GCCH-1000219483 Friggeri Tower

Rod Bantjes, “GCCH-1000219483_Ornate_Tower.html,” created 2 March, 2026; last modified, 2 March, 2026 (https://people.stfx.ca/rbantjes/).

Friggeri Tower

Pandolfini Auction House, #GCCH-1000219483[xxx]

Italy, ca.1760

Dimensions: H=225, W=84, D=70 cm

Lens: ƒ

 

Figure 1000219483.1 – Friggeri Tower

Photo © Pandolfini Auction House.

Figure 1000219483.2 – Vue d'optique

A pierced vue d'optique behind one of the coulisse-frames

 

Photo © Pandolfini Auction House.

This is an unusually ornate "optical machine " whose three biconvex lenses are meant to enhances the 3D effect of pierced vues d'optique.
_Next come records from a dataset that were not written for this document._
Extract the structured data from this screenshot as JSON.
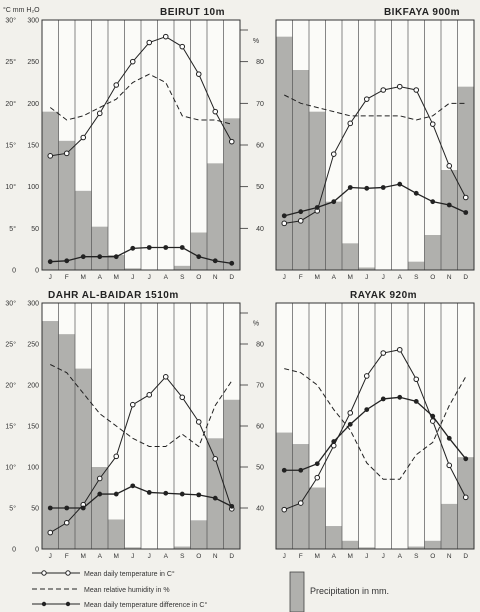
{
  "units_header": "°C  mm H₂O",
  "legend": {
    "temperature": "Mean daily temperature in C°",
    "humidity": "Mean relative humidity in %",
    "difference": "Mean daily temperature difference in C°",
    "precipitation": "Precipitation in mm."
  },
  "chart_data": [
    {
      "type": "bar",
      "title": "BEIRUT 10m",
      "categories": [
        "J",
        "F",
        "M",
        "A",
        "M",
        "J",
        "J",
        "A",
        "S",
        "O",
        "N",
        "D"
      ],
      "axes": {
        "temperature_C": [
          0,
          30
        ],
        "precipitation_mm": [
          0,
          300
        ],
        "humidity_pct": [
          30,
          90
        ]
      },
      "right_ticks": [
        "%",
        "80",
        "70",
        "60",
        "50",
        "40"
      ],
      "series": [
        {
          "name": "Precipitation in mm.",
          "values": [
            190,
            155,
            95,
            52,
            18,
            2,
            0,
            0,
            5,
            45,
            128,
            182
          ]
        },
        {
          "name": "Mean daily temperature in C°",
          "values": [
            13.7,
            14.0,
            15.9,
            18.8,
            22.2,
            25.0,
            27.3,
            28.0,
            26.8,
            23.5,
            19.0,
            15.4
          ]
        },
        {
          "name": "Mean relative humidity in %",
          "values": [
            69,
            66,
            67,
            69,
            71,
            75,
            77,
            75,
            67,
            66,
            66,
            65
          ]
        },
        {
          "name": "Mean daily temperature difference in C°",
          "values": [
            1.0,
            1.1,
            1.6,
            1.6,
            1.6,
            2.6,
            2.7,
            2.7,
            2.7,
            1.6,
            1.1,
            0.8
          ]
        }
      ]
    },
    {
      "type": "bar",
      "title": "BIKFAYA 900m",
      "categories": [
        "J",
        "F",
        "M",
        "A",
        "M",
        "J",
        "J",
        "A",
        "S",
        "O",
        "N",
        "D"
      ],
      "axes": {
        "temperature_C": [
          0,
          30
        ],
        "precipitation_mm": [
          0,
          300
        ],
        "humidity_pct": [
          30,
          90
        ]
      },
      "series": [
        {
          "name": "Precipitation in mm.",
          "values": [
            280,
            240,
            190,
            82,
            32,
            3,
            0,
            0,
            10,
            42,
            120,
            220
          ]
        },
        {
          "name": "Mean daily temperature in C°",
          "values": [
            5.6,
            5.9,
            7.1,
            13.9,
            17.6,
            20.5,
            21.6,
            22.0,
            21.6,
            17.5,
            12.5,
            8.7
          ]
        },
        {
          "name": "Mean relative humidity in %",
          "values": [
            72,
            70,
            69,
            68,
            67,
            67,
            67,
            67,
            66,
            67,
            70,
            70
          ]
        },
        {
          "name": "Mean daily temperature difference in C°",
          "values": [
            6.5,
            7.0,
            7.5,
            8.2,
            9.9,
            9.8,
            9.9,
            10.3,
            9.2,
            8.2,
            7.8,
            6.9
          ]
        }
      ]
    },
    {
      "type": "bar",
      "title": "DAHR AL-BAIDAR 1510m",
      "categories": [
        "J",
        "F",
        "M",
        "A",
        "M",
        "J",
        "J",
        "A",
        "S",
        "O",
        "N",
        "D"
      ],
      "axes": {
        "temperature_C": [
          0,
          30
        ],
        "precipitation_mm": [
          0,
          300
        ],
        "humidity_pct": [
          30,
          90
        ]
      },
      "series": [
        {
          "name": "Precipitation in mm.",
          "values": [
            278,
            262,
            220,
            100,
            36,
            2,
            0,
            0,
            3,
            35,
            135,
            182
          ]
        },
        {
          "name": "Mean daily temperature in C°",
          "values": [
            2.0,
            3.2,
            5.4,
            8.6,
            11.3,
            17.6,
            18.8,
            21.0,
            18.5,
            15.5,
            11.0,
            4.9
          ]
        },
        {
          "name": "Mean relative humidity in %",
          "values": [
            75,
            73,
            68,
            63,
            60,
            57,
            55,
            55,
            58,
            55,
            65,
            71
          ]
        },
        {
          "name": "Mean daily temperature difference in C°",
          "values": [
            5.0,
            5.0,
            5.0,
            6.7,
            6.7,
            7.7,
            6.9,
            6.8,
            6.7,
            6.6,
            6.2,
            5.2
          ]
        }
      ]
    },
    {
      "type": "bar",
      "title": "RAYAK 920m",
      "categories": [
        "J",
        "F",
        "M",
        "A",
        "M",
        "J",
        "J",
        "A",
        "S",
        "O",
        "N",
        "D"
      ],
      "axes": {
        "temperature_C": [
          0,
          30
        ],
        "precipitation_mm": [
          0,
          300
        ],
        "humidity_pct": [
          30,
          90
        ]
      },
      "series": [
        {
          "name": "Precipitation in mm.",
          "values": [
            142,
            128,
            75,
            28,
            10,
            2,
            0,
            0,
            3,
            10,
            55,
            112
          ]
        },
        {
          "name": "Mean daily temperature in C°",
          "values": [
            4.8,
            5.6,
            8.7,
            12.6,
            16.6,
            21.1,
            23.9,
            24.3,
            20.7,
            15.6,
            10.2,
            6.3
          ]
        },
        {
          "name": "Mean relative humidity in %",
          "values": [
            74,
            73,
            70,
            64,
            59,
            51,
            47,
            47,
            53,
            56,
            65,
            72
          ]
        },
        {
          "name": "Mean daily temperature difference in C°",
          "values": [
            9.6,
            9.6,
            10.4,
            13.1,
            15.2,
            17.0,
            18.3,
            18.5,
            18.0,
            16.2,
            13.5,
            11.0
          ]
        }
      ]
    }
  ]
}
It is included in the Optical Machine Taxonomy.

 

Like many Raree Shows, its views, 10 of them on wooden frames, are attached to rigging so they can be raised and lowered from below the "stage." It is unusual in having a lower fly with a unique internal mechanism.

 

There are candle-holders, with rotating reflectors, behind the wings of the stage for front-illumination.[xxx] The back of the stage-area has doors that can be opened for back-illumination of the prints.

 

The stage is framed by four coulisse-frames. Images of beam and truss structure, reminiscent of Diderot and D'Alembert's "Machines de théâtre," are pasted inside the back compartment.[xxx]. This was an invocation of theatrical machinery for the "showman" (or woman), likely a member of the aristocratic Friggeri family, who operated that machinery. Given the 18th-century idea of the theatre as world-making, it would have been thought fitting for a young aristocrat to play that role.

 

While the device has the structure of a show-box, its opulent decor and ownership make it certain that it was never used as street entertainment. It is evidence both of the value that the elite placed on such devices in the 18th century and of the uses of multi-lensed optical machines as indoor entertainment presumably for select guests of the owner. See also the Dolfini Teatro Rotondo for a box of similar status.

 

The following is a crude Google translation of the Pandolfini Auction House description of the box's decorative form:

"Architecturally designed to resemble a three-story building, the work is crowned by a lantern with a clock and rests on an architectural base with a double balustraded staircase supporting the elegant central wooden cabinet, where the projection took place.

 

"The body of the latter is divided into three levels: the first, from the veranda, which leads to the central door flanked by three elegant windows surmounted by broken-line pediments; the second, ...is where the three eyepieces are located above the three windows and embellished with elegant volute friezes; finally, a third level with a balustrade and spherical elements running along the entire perimeter, crowned by a clock embellished with a small lantern at the top.

 

Before being auctioned in 2022, the box was owned by Countess Maria Rizzoli Friggeri of Perugia, and adorned the Palazzo Friggeri. If anyone knows of its current whereabouts and how we might examine it, please contact us.

 

Here is a list of the vues d'optique that came with the device:

• Christopher Wren, A Street in London with the Memorial of the Great Fire of 1666
• ca. 1760, La Vue de la Grand Allée du Jardin de Vauxhall prise de l’Entrée
• German print, The Piazza di San Marco in Venice, circa 1770, engraving by Johann Jakob Stelzer
• The Square of Rennes
• 18th-century French print, The Vatican Library in Rome
• French print dated 1761-1780, Prospectus Pontis Rivoalti et Pricerum Venetiarum
• Circa 1770, Interior of Westminster Abbey
• Paris, circa 1770, VIEW OF SEVILLE
• Circa 1770, Rare Optical View of Corso Po in Turin
• Circa 1760, Prospectus Caesarei Palatii in Suburbio/ vulgo Favorita

Endnotes:

[xxx] The number is from the "Catalogo generale dei Beni culturali cod. 1000219483."

 

[xxx] In one of the Pandolfini Auction House photos, they have the candles behind the view, but this would put the print too close to the lenses and offer no means of front-illumination.

 

[xxx] Encyclopédie ou Dictionnaire raisonné des sciences, des arts et des métiers, vol. 10 (plates). Paris, 1765.